The term learning algorithm is used to refer to the part of a machine learning problem that specifically involves optimization of the (possibly regularized) cost function using the training data. Learning algorithms may proceed as iterative algorithms, that start with an initial guess for the parameter vector and then refune that guess, or as non-iterative algorithms, that directly proceed to solve for the parameter vector.

Evaluation of learning algorithms

There are two ways of judging the success of a learning algorithm, and these approaches correspond to different views of the relationship between the learning algorithm and regularization.

Measurement of the cost function on the training data

This is a narrow view of the learning algorithm: the smaller the (appropriately regularized) cost function on the training data, the better the learning algorithm. The question of how good the cost function is on the test or cross-validation data is not considered the domain of the learning algorithm, but rather, of the choices made in the regularization process. Thus, the learning algorithm is not itself concerned with overfitting: that is something for the regularization process to worry about.

In this view, then, the goal of the learning algorithm is simply to solve a calculus optimization problem: we are given a function of several variables (the function being the cost function on the training data and the variables being the parameters) and we need to minimize it. Standard optimization algorithms apply. The success of an algorithm is determined by how low the cost function value is on the parameter vector it outputs.

Measurement of the cost function on data used for cross-validation or testing

This is a broader view of the learning algorithm, namely, it measures how well the algorithm does on data that was withheld from it.

In this view, the learning algorithm and regularization choices are not cleanly separable: it is the responsibility of the learning algorithm and the regularization choices to together produce a parameter vector that performs well on the cross-validation or test data.
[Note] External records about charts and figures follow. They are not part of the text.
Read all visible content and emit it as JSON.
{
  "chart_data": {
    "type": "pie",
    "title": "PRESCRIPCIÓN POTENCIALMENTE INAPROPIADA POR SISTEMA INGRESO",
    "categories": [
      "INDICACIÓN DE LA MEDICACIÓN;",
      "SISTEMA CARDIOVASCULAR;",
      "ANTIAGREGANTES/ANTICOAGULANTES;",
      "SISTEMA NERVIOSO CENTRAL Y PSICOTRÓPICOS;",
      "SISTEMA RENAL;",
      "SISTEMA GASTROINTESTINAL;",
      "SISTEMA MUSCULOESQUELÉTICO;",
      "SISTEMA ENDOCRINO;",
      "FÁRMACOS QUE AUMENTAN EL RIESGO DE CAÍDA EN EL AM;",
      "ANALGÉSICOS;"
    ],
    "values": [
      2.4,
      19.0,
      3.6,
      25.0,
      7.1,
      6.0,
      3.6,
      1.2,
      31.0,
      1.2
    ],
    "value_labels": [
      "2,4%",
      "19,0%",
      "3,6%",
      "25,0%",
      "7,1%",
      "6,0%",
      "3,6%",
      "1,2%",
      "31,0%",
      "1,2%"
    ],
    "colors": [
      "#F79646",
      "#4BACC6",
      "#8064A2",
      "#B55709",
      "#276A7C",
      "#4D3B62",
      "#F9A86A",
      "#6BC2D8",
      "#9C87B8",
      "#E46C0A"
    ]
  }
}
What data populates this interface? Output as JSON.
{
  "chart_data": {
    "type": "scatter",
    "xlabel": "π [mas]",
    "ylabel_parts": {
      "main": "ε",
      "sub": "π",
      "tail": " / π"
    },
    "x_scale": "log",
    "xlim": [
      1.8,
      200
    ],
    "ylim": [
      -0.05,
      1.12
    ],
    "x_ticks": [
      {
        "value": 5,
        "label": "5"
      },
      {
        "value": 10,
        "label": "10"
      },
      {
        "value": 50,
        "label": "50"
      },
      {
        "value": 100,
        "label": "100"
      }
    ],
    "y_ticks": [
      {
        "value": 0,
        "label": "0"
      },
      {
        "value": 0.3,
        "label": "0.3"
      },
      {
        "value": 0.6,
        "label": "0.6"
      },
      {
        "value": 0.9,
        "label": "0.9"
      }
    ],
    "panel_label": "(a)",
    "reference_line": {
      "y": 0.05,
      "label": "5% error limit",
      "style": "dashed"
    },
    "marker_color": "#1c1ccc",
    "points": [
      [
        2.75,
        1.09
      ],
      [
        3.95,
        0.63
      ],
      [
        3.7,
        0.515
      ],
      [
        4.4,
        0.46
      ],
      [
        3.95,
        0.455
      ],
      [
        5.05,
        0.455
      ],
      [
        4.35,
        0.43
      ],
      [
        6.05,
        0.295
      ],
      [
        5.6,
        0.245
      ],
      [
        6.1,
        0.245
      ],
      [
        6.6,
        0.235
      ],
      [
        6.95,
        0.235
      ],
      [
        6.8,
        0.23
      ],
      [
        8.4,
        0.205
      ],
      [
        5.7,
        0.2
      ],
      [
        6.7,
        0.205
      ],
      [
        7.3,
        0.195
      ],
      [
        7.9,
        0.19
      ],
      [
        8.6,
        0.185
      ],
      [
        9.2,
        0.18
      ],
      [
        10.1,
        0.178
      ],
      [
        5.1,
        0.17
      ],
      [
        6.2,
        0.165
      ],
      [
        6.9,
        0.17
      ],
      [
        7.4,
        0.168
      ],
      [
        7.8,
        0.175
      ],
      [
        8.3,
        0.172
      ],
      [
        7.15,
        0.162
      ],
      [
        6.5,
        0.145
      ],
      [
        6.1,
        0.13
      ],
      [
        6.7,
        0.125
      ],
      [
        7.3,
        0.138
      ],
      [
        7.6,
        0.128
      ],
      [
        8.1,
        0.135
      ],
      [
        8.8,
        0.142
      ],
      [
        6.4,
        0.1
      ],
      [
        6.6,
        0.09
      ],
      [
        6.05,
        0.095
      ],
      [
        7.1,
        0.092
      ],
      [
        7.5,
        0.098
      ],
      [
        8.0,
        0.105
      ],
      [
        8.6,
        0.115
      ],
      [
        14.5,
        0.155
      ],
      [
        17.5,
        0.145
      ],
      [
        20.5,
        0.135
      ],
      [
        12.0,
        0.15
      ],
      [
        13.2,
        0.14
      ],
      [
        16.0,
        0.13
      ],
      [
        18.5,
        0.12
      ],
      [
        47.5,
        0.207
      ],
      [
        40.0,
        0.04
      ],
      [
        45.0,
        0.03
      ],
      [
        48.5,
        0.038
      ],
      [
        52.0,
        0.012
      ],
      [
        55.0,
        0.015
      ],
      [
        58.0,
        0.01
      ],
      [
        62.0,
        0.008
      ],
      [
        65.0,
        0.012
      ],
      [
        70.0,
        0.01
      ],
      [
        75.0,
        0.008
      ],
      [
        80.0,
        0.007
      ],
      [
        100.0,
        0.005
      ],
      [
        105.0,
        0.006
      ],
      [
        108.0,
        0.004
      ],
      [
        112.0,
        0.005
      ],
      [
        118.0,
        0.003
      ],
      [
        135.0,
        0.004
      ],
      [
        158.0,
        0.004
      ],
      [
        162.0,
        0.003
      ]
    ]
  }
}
This view complicates the goal of the learning algorithm: we can no longer use the cost function on the training data as a decisive measure of how good the learning algorithm has performed. The problem therefore no longer remains a calculus optimization problem for a clearly defined function, but rather, involves some consideration of the statistical process by which the data is generated.

This approach is sometimes necessary, because some techniques to avoid overfitting, such as early stopping, are techniques intrinsic to the learning algorithm and cannot be encoded into the choice of a regularization term to add to the cost function.